Nous devons essayer de parler avec politesse et délicatesse, en restant sensibles aux opinions, croyances, désirs et peurs de l'autre. Même si nous sommes provoqués, nous nous abstenons de mots grossiers ou malveillants visant à blesser, et nous ne répondons pas aux insultes. Nous nous efforçons de parler clairement, de manière pertinente, en évitant l'utilisation d’un jargon incompréhensible pour d’autres. Nous écoutons patiemment et nous demeurons calmes mais fermes si nous sommes interrompus. Nous sommes conscients de notre langage corporel et du ton de notre voix. Nous montrons du respect pour les paroles de l'autre et nous essayons sincèrement de le comprendre. Nous n'adoptons pas la position de : « J’ai raison, tu as tort » ou « Je suis une bonne personne et pas toi » ou encore « Je suis intelligent, tu es stupide ». Nous sommes conscients que, dans les conversations les plus fructueuses, il n’y a ni gagnant ni perdant. Notre objectif est de parler comme si notre interlocuteur était notre meilleur ami.

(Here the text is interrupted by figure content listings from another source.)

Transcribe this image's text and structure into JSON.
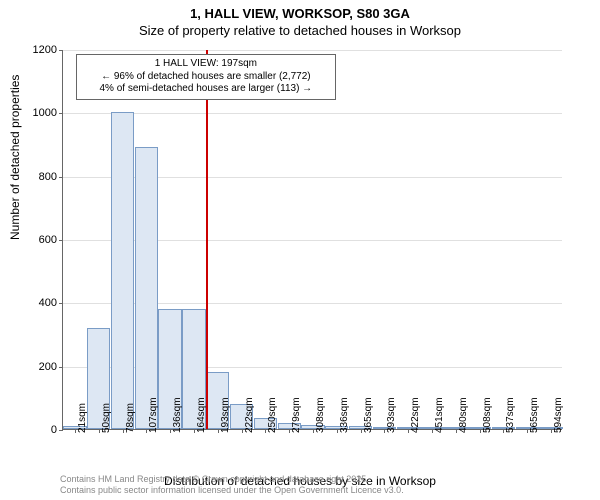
{
  "chart": {
    "type": "histogram",
    "title_line1": "1, HALL VIEW, WORKSOP, S80 3GA",
    "title_line2": "Size of property relative to detached houses in Worksop",
    "ylabel": "Number of detached properties",
    "xlabel": "Distribution of detached houses by size in Worksop",
    "ylim_max": 1200,
    "ytick_step": 200,
    "yticks": [
      0,
      200,
      400,
      600,
      800,
      1000,
      1200
    ],
    "categories": [
      "21sqm",
      "50sqm",
      "78sqm",
      "107sqm",
      "136sqm",
      "164sqm",
      "193sqm",
      "222sqm",
      "250sqm",
      "279sqm",
      "308sqm",
      "336sqm",
      "365sqm",
      "393sqm",
      "422sqm",
      "451sqm",
      "480sqm",
      "508sqm",
      "537sqm",
      "565sqm",
      "594sqm"
    ],
    "values": [
      10,
      320,
      1000,
      890,
      380,
      380,
      180,
      80,
      35,
      20,
      12,
      10,
      8,
      6,
      4,
      4,
      3,
      2,
      2,
      2,
      1
    ],
    "bar_fill": "#dde7f3",
    "bar_border": "#7a9cc6",
    "background_color": "#ffffff",
    "grid_color": "#e0e0e0",
    "axis_color": "#666666",
    "reference": {
      "bin_index_after": 6,
      "color": "#cc0000",
      "box_line1": "1 HALL VIEW: 197sqm",
      "box_line2": "← 96% of detached houses are smaller (2,772)",
      "box_line3": "4% of semi-detached houses are larger (113) →"
    },
    "footer_line1": "Contains HM Land Registry data © Crown copyright and database right 2025.",
    "footer_line2": "Contains public sector information licensed under the Open Government Licence v3.0."
  }
}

Tandis que nous considérons ces aspects de la parole juste en nous, il faut être conscient des mêmes choses chez notre interlocuteur :

Son intention

Nous nous souvenons que nous ne pouvons pas lire dans les pensées. Nous ne pouvons jamais être absolument sûrs de l'intention de l'autre. Néanmoins, nous y réfléchissons: « Semble-t-il sincère ? Attend-il quelque chose de moi ? Essaie-t-il de me flatter ou de m’intimider ? » Ce faisant, nous veillons à ne pas laisser nos préjugés favorables ou défavorables envers la personne influencer notre interprétation de ses paroles.

Les circonstances

Si l'autre personne a choisi l'heure et le lieu de la conversation, nous nous demandons si ce choix nous convient aussi. S’il ne nous convient pas et que les circonstances le permettent, nous l’exprimons et suggérons une alternative.

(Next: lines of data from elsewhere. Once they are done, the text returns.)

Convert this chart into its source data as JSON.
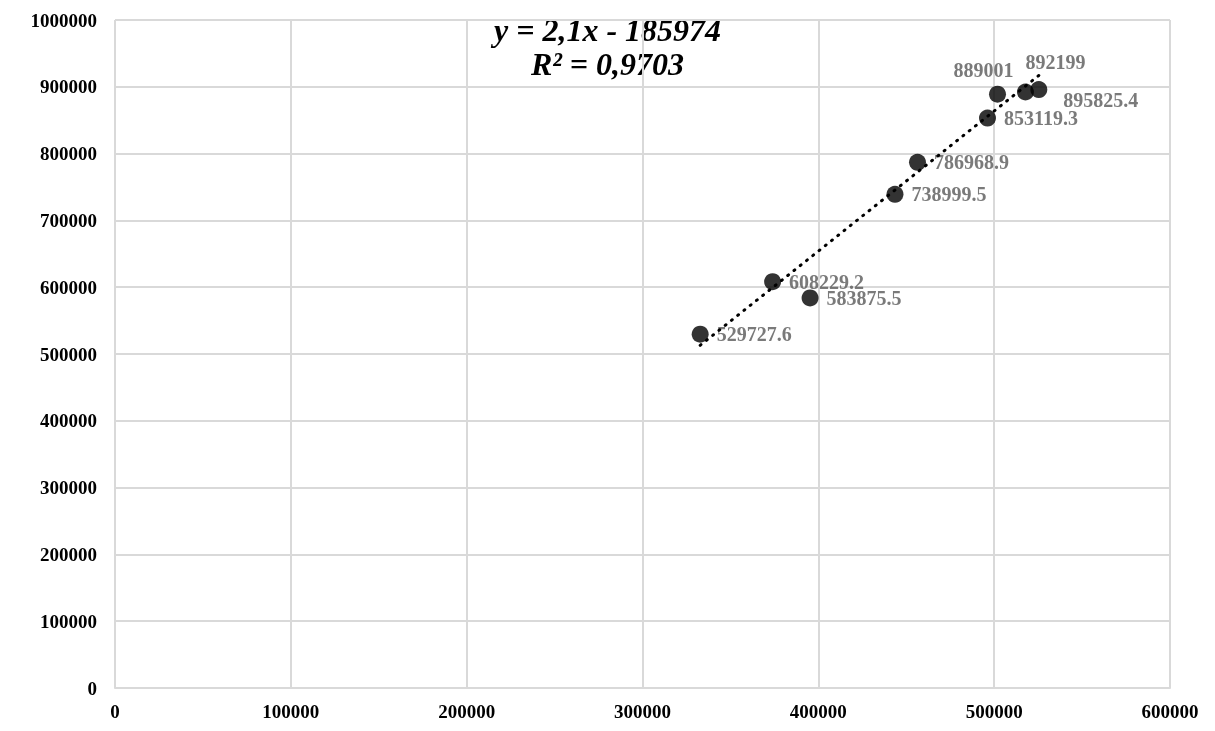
{
  "chart_data": {
    "type": "scatter",
    "x": [
      332800,
      374000,
      395300,
      443600,
      456400,
      496200,
      501900,
      517800,
      525400
    ],
    "series": [
      {
        "color": "#000000",
        "marker": "circle",
        "data_labels": true,
        "values": [
          529727.6,
          608229.2,
          583875.5,
          738999.5,
          786968.9,
          853119.3,
          889001,
          892199,
          895825.4
        ]
      },
      {
        "type": "line",
        "color": "#000000",
        "marker": "none",
        "line_style": "dotted",
        "x": [
          332800,
          525400
        ],
        "values": [
          513000,
          917000
        ]
      }
    ],
    "annotations": [
      "y = 2,1x - 185974",
      "R² = 0,9703"
    ],
    "xlim": [
      0,
      600000
    ],
    "xticks": [
      0,
      100000,
      200000,
      300000,
      400000,
      500000,
      600000
    ],
    "ylim": [
      0,
      1000000
    ],
    "yticks": [
      0,
      100000,
      200000,
      300000,
      400000,
      500000,
      600000,
      700000,
      800000,
      900000,
      1000000
    ],
    "grid": true
  }
}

La véracité de ses paroles

Parfois, les gens disent des choses que nous croyons fausses. Pour autant, nous ne devons pas conclure aussitôt qu'ils mentent. Il est possible que nos propres informations soient fausses, ou que la personne pense vraiment que ce qu’elle dit est vrai, ou même qu’elle ait tout simplement oublié des choses qu’elle a dites et faites dans le passé. Ce n'est qu'en gardant ces possibilités à l'esprit que nous remettons en cause ses paroles, et seulement si nous jugeons que ce sera utile.

Son intention

Nous sommes attentifs aux paroles de l'autre personne et considérons (a) si elles sont pertinentes dans cette conversation et (b) si elles donnent naissance à des états mentaux sains ou malsains.

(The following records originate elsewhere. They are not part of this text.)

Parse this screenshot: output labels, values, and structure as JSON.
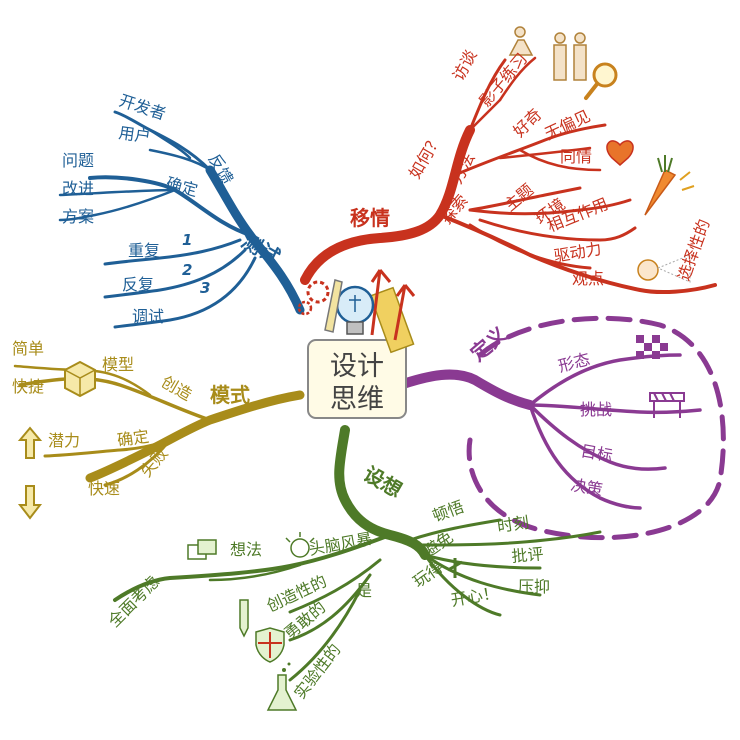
{
  "center": {
    "line1": "设计",
    "line2": "思维"
  },
  "colors": {
    "test": "#1f5f96",
    "empathy": "#c8321e",
    "mode": "#a88c1a",
    "define": "#8a3a92",
    "ideate": "#4e7a28"
  },
  "test": {
    "main": "测试",
    "feedback": "反馈",
    "developer": "开发者",
    "user": "用户",
    "confirm": "确定",
    "problem": "问题",
    "improve": "改进",
    "solution": "方案",
    "repeat": "重复",
    "iterate": "反复",
    "debug": "调试",
    "n1": "1",
    "n2": "2",
    "n3": "3"
  },
  "empathy": {
    "main": "移情",
    "how": "如何？",
    "interview": "访谈",
    "shadow": "影子练习",
    "method": "方法",
    "curious": "好奇",
    "unbiased": "无偏见",
    "sympathy": "同情",
    "explore": "探索",
    "theme": "主题",
    "environment": "环境",
    "interaction": "相互作用",
    "drive": "驱动力",
    "viewpoint": "观点",
    "selective": "选择性的"
  },
  "mode": {
    "main": "模式",
    "create": "创造",
    "model": "模型",
    "simple": "简单",
    "fast": "快捷",
    "confirm": "确定",
    "potential": "潜力",
    "fail": "失败",
    "quick": "快速"
  },
  "define": {
    "main": "定义",
    "form": "形态",
    "challenge": "挑战",
    "goal": "目标",
    "decision": "决策"
  },
  "ideate": {
    "main": "设想",
    "insight": "顿悟",
    "moment": "时刻",
    "avoid": "避免",
    "criticism": "批评",
    "suppress": "压抑",
    "play": "玩得",
    "happy": "开心！",
    "brainstorm": "头脑风暴",
    "idea": "想法",
    "comprehensive": "全面考虑",
    "is": "是",
    "creative": "创造性的",
    "brave": "勇敢的",
    "experimental": "实验性的"
  }
}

Si ses paroles s’orientent vers des sujets non pertinents ou malsains, nous ramenons poliment la conversation à l’objet de notre échange. Nous pouvons dire quelque chose comme : «Si tu es d’accord, je pense que nous pourrions continuer à parler de…» Si la personne commence à dénigrer quelqu’un d’autre, nous n’ajoutons pas de commentaires négatifs. Nous ne nous joignons pas non plus à elle pour nous moquer des autres. Nous n'approuvons pas les expressions de colère, de mépris ou de manque de respect envers des personnes qui ont des convictions politiques ou religieuses différentes. Si la conversation tourne en rond et n'atteint manifestement aucun de ses objectifs, nous pouvons suggérer d'y mettre un terme, du moins pour le moment.

Sa manière d’être

Nous essayons d’être conscients de l'effet que produit sur nous l'apparence de la personne, son langage corporel et le ton de sa voix. Nous nous souvenons que la manière d’être d’une personne, aussi charmante, assurée et éloquente soit-elle, ne garantit pas que ses paroles sont vraies ou utiles. Nous nous rappelons qu’une manière d’être nerveuse et des difficultés d’expression ne sont pas la preuve que les paroles de notre interlocuteur sont sans valeur ou sans importance. Si la manière d’être de la personne semble agressive ou irrespectueuse, nous devons savoir exactement où se situent nos limites. Si la manière d’être de la personne dépasse ce que nous considérons comme acceptable, nous pouvons lui faire savoir que nous nous sentons mal à l'aise et nous mettons fin à la conversation. Mais nous veillons également à ne pas laisser notre aversion pour la manière dont quelqu'un s'exprime nous conduire à rejeter des paroles qui peuvent être vraies et bénéfiques.